Have students view Roger Bonair-Agard’s “the all-black penguin speaks: 17 facts you did not know about me” (attached).
Discussion: 10 minutes
Tell students that this poem frequently surprises viewers. Why is this? What does Bonair-Agard do in this poem to disrupt our expectations? How do these surprises help him to develop the penguin as a character in this poem?
Bonair-Agard uses this character to make some very specific points about the culture we live in. How would you characterize his argument and its rhetorical situation: what is his purpose, who is his audience, and what is the context? Why might the persona poem be useful in this rhetorical situation? What rhetorical strategies does Bonair-Agard use? In particular, why is the revelation of “facts you did not know about me” a powerful persuasive tool?
Split students into three groups. Play the poem again and have students listen for specific rhetorical appeals: Group 1 will focus on ethos, Group 2 on logos, and Group 3 on pathos.
Give students a few minutes to discuss their findings. Have students report to the group as a whole. How does Bonair-Agard deploy rhetorical appeals, and what effect do these appeals have on his audience?

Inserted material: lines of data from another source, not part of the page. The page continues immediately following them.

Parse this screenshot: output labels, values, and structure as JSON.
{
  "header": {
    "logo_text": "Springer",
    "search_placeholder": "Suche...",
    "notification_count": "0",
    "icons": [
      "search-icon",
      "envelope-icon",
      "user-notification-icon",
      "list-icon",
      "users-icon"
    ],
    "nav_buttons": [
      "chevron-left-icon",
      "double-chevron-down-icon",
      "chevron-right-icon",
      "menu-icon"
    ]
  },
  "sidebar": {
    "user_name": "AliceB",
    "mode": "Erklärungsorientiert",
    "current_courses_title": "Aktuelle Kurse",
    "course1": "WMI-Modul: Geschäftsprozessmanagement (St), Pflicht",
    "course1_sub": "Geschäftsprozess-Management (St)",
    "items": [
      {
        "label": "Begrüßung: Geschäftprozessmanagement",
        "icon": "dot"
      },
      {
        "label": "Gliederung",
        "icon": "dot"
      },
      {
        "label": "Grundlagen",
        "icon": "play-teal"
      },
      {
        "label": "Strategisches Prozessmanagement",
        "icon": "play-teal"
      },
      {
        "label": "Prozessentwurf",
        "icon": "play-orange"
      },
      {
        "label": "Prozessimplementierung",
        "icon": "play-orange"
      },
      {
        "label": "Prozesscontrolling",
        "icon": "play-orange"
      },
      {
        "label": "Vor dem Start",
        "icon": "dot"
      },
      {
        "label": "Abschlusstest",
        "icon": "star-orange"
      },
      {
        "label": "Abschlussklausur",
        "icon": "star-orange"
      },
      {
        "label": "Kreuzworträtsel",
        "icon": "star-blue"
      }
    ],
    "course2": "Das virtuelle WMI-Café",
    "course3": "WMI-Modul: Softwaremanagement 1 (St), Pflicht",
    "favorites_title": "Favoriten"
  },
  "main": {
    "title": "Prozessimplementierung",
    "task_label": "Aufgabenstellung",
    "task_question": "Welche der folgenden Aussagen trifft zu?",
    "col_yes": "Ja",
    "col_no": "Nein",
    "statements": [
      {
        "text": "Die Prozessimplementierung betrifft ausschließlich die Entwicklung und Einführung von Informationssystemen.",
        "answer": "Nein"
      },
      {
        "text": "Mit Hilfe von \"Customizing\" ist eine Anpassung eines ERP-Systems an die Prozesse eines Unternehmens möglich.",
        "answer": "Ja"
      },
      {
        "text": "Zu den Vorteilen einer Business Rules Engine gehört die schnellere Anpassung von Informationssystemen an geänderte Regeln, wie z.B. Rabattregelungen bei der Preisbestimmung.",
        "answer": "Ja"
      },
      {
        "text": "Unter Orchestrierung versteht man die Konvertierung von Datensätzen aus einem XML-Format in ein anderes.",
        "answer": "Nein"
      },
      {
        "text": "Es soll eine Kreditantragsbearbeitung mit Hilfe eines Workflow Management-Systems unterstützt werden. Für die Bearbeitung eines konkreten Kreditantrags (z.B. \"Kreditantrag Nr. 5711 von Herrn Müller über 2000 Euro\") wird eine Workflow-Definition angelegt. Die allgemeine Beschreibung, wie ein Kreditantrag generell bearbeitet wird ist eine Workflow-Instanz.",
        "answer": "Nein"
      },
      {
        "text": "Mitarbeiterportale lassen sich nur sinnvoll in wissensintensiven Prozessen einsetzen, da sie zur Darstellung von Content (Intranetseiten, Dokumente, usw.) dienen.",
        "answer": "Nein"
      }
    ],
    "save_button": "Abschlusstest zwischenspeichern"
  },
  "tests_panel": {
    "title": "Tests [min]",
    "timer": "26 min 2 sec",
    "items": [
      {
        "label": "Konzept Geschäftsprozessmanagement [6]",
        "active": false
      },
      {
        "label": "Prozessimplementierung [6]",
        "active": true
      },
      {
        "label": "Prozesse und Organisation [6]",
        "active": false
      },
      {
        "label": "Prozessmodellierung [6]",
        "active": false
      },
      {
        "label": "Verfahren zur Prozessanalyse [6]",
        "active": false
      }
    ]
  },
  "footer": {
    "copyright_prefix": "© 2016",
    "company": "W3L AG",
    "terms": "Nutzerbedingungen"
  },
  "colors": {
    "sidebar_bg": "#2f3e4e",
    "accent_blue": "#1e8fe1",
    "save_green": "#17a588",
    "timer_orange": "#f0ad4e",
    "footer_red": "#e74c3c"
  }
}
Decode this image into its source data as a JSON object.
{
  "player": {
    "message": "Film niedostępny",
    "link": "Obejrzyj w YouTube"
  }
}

Writing Activity: 20 minutes
Ask students to think of a character (fictional or non-fictional) who has a stake in a controversy. How (and to whom) might this person speak in order to make a public argument? Have students jot down the name of their character, the character’s audience, and a brief assessment of the tone the character might use given this audience and context.
Then have students write a list of 10 “facts you did not know about me” in the voice of this character. These facts should help to advance the character’s public argument; they should also be genuinely surprising to the character’s audience.
Closing: 10 minutes
Share student writing with the class.